As it stands, the Kyoto Protocol covers only around 30% of global greenhouse-gas emissions due to the withdrawal of the U.S. from its terms, and because major economies such as China and India are not obligated to cut their emissions. It is crucial that all major emitters should participate in the post-2012 international framework, so that emissions can be reduced on a global scale. At the same time, both diffusion of existing technologies into the developing world and the advancement of innovative technologies will be crucial to worldwide emissions reduction.
In June last year, the Japanese government adopted three principles toward reducing greenhouse-gas emissions: the participation of all major emitters; the need for a flexible policy framework that makes allowances for circumstances in each country; and the need to ensure compatibility between economic growth and climate-change policies. In addition, at the annual meeting of the World Economic Forum in Davos this year, and at a press conference in June, Japanese Prime Minister Yasuo Fukuda referred to the importance of ensuring that global greenhouse-gas emissions are halved by 2050. The Prime Minister also advanced proposals for establishing fair and equitable national emissions targets, promoting energy-saving in developing countries through technology transfer, and pursuing innovative green technologies.
Based on these developments, in March this year Nippon Keidanren organized its policy proposals for the G-8 talks, and in April I hosted the G-8 Tokyo Business Summit with a view to developing common understanding among businesses of the major economies. Japan possesses outstanding climate change prevention technology, and has already achieved world-leading levels of energy conservation. Utilizing this advanced technology base, Japan can demonstrate global leadership in these areas.
A key issue in promoting worldwide climate change prevention measures will be to improve energy efficiency through sector-based cooperation. Estimates show that if all other countries were to equal Japan's energy efficiency in thermal-power generation, and in iron and steel production, the annual global emissions of these sectors could be reduced by 1.7 billion metric tons and 300 million metric tons of CO2 respectively a combined amount that is more than Japan's total annual emissions. Improving energy efficiency is of interest to all countries, not only because it will reduce CO2, but also because it will ease the current imbalance between energy supply and demand, and lead to lower energy costs. Japan is currently playing a leading role in the Asia-Pacific Partnership on Clean Development and Climate in developing benchmarks and providing technology cooperation in major sectors, which assists energy conservation.
Technology is Crucial
The breakthroughs enabled by the development of innovative technologies will be a decisive factor in achieving the long-term goal of halving world greenhouse-gas emissions by 2050. In March, Japan's government, working with the private sector, created the Cool Earth Innovative Energy Technology Program, which is designed to prioritize investment in technology development and promote international cooperation. Some of the technologies selected by the program include: ccs (Carbon Dioxide Capture and Storage), innovative photovoltaic power generation and plug-in hybrid vehicles. I believe that Japan has the potential to contribute to the world as a technology leader.
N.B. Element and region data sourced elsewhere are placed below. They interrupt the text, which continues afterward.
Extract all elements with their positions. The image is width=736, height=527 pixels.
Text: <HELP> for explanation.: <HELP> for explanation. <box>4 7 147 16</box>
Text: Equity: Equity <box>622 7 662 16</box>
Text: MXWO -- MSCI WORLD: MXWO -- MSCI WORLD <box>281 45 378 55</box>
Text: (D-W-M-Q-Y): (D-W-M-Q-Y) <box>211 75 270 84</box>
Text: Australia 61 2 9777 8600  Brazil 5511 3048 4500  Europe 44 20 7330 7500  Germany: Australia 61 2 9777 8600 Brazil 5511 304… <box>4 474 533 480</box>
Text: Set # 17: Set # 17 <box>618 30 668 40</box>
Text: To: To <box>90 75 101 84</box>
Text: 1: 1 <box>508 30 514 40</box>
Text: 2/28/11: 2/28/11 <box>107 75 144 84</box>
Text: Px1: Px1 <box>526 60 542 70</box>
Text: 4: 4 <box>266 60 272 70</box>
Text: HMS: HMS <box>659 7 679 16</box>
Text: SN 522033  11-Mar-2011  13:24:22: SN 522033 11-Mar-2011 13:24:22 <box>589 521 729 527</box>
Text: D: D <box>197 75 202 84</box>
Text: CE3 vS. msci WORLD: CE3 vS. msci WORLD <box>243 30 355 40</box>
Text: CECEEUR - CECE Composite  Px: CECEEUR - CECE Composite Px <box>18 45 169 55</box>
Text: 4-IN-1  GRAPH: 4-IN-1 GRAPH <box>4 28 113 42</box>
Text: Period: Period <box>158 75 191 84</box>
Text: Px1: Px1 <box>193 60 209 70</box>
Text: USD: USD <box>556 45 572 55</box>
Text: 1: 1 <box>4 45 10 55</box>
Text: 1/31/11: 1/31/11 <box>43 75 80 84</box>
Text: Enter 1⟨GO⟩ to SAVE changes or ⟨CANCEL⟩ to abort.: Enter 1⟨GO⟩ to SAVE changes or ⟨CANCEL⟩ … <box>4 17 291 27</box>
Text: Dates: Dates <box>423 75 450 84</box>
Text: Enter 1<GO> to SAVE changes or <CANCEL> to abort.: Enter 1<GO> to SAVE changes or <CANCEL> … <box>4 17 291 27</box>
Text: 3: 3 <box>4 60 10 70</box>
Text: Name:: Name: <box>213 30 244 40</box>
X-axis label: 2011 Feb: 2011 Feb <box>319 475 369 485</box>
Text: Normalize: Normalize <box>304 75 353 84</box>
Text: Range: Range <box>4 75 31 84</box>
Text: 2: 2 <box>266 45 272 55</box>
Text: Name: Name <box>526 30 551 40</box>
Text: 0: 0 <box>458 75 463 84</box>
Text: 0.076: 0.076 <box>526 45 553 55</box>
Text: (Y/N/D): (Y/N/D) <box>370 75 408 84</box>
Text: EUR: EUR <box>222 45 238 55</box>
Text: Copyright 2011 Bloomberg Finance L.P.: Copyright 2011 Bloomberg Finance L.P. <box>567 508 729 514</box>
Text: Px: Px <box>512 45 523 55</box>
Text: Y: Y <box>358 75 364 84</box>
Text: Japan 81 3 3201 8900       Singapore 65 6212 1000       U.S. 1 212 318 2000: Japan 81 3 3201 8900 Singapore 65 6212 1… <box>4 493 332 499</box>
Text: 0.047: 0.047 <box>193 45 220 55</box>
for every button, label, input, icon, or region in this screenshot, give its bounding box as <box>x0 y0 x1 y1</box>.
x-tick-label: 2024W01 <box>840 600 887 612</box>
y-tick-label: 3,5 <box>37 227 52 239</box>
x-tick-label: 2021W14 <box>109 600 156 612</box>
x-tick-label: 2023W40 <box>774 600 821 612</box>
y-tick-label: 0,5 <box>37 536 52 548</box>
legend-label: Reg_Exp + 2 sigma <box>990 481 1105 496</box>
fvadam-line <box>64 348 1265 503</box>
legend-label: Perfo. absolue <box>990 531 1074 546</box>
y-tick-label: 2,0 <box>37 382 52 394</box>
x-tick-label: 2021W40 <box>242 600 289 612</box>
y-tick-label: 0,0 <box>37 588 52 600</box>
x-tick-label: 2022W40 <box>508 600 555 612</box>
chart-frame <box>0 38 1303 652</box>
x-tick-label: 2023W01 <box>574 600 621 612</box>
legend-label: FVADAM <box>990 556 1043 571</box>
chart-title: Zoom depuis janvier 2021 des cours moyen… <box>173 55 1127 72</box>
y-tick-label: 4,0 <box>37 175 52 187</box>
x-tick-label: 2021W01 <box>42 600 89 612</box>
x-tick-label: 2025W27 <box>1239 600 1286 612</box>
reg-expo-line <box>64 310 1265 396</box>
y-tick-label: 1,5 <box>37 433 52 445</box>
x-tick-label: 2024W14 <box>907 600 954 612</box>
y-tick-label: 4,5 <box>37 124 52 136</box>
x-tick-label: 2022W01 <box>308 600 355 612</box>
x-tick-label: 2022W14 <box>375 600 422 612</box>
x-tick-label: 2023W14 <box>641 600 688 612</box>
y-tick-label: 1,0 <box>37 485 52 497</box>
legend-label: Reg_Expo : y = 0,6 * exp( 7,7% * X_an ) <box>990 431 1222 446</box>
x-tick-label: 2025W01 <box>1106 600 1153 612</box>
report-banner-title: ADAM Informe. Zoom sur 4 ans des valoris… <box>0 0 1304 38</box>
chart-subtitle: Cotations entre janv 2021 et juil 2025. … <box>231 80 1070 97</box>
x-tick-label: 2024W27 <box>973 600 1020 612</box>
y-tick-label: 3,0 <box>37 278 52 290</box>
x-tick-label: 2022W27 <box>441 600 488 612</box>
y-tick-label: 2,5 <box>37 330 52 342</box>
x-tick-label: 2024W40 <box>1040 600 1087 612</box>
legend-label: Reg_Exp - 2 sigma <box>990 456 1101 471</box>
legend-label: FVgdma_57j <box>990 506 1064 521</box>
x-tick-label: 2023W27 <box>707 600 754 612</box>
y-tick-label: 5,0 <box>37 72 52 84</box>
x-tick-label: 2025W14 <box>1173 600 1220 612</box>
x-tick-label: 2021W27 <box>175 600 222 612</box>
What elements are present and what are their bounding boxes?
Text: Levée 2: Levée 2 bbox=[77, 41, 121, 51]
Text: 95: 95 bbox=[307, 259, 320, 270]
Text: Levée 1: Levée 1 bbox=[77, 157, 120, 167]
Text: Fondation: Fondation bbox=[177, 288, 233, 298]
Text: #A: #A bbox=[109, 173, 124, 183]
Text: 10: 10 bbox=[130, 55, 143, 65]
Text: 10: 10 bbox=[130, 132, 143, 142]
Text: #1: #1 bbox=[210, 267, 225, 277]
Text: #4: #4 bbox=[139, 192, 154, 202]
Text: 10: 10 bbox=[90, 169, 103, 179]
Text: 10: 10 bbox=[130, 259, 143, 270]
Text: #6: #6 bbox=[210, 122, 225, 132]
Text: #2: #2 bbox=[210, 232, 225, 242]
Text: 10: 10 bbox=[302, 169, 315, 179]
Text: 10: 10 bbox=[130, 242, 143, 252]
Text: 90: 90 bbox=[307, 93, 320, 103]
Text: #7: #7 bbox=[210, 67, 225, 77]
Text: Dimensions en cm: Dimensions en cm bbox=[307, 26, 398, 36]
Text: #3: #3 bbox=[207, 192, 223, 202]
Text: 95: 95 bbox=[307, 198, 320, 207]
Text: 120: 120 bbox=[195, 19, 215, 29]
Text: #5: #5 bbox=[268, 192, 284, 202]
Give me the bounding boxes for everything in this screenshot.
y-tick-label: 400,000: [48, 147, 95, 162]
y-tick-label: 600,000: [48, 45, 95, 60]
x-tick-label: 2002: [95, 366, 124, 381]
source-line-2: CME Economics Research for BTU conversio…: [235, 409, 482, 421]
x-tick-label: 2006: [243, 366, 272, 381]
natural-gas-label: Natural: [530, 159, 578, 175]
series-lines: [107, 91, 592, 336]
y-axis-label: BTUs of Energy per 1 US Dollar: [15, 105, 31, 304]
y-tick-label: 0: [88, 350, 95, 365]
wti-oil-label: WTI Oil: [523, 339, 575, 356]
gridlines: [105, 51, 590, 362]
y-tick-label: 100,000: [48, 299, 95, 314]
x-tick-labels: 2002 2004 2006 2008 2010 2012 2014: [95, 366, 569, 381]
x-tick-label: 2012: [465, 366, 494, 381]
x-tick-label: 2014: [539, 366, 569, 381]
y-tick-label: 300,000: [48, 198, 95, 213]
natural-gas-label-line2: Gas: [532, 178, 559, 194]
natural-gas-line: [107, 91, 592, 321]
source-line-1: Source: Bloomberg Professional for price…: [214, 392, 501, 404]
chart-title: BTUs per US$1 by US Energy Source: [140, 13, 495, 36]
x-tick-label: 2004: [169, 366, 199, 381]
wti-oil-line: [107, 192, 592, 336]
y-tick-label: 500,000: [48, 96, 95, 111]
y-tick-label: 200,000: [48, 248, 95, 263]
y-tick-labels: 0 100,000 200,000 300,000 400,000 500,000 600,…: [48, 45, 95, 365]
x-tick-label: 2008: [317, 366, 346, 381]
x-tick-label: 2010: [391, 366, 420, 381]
Debate under the United Nations Framework Convention on Climate Change will become increasingly vigorous as the international community works toward the goal of establishing a post-2012 international framework by the end of 2009. The upcoming G-8 summit is likely to stand as an important milestone in this process. I hope to see Japan lead the way toward the creation of a global low-carbon society through the participation by all major emitters, improved energy efficiency and the development of innovative technologies.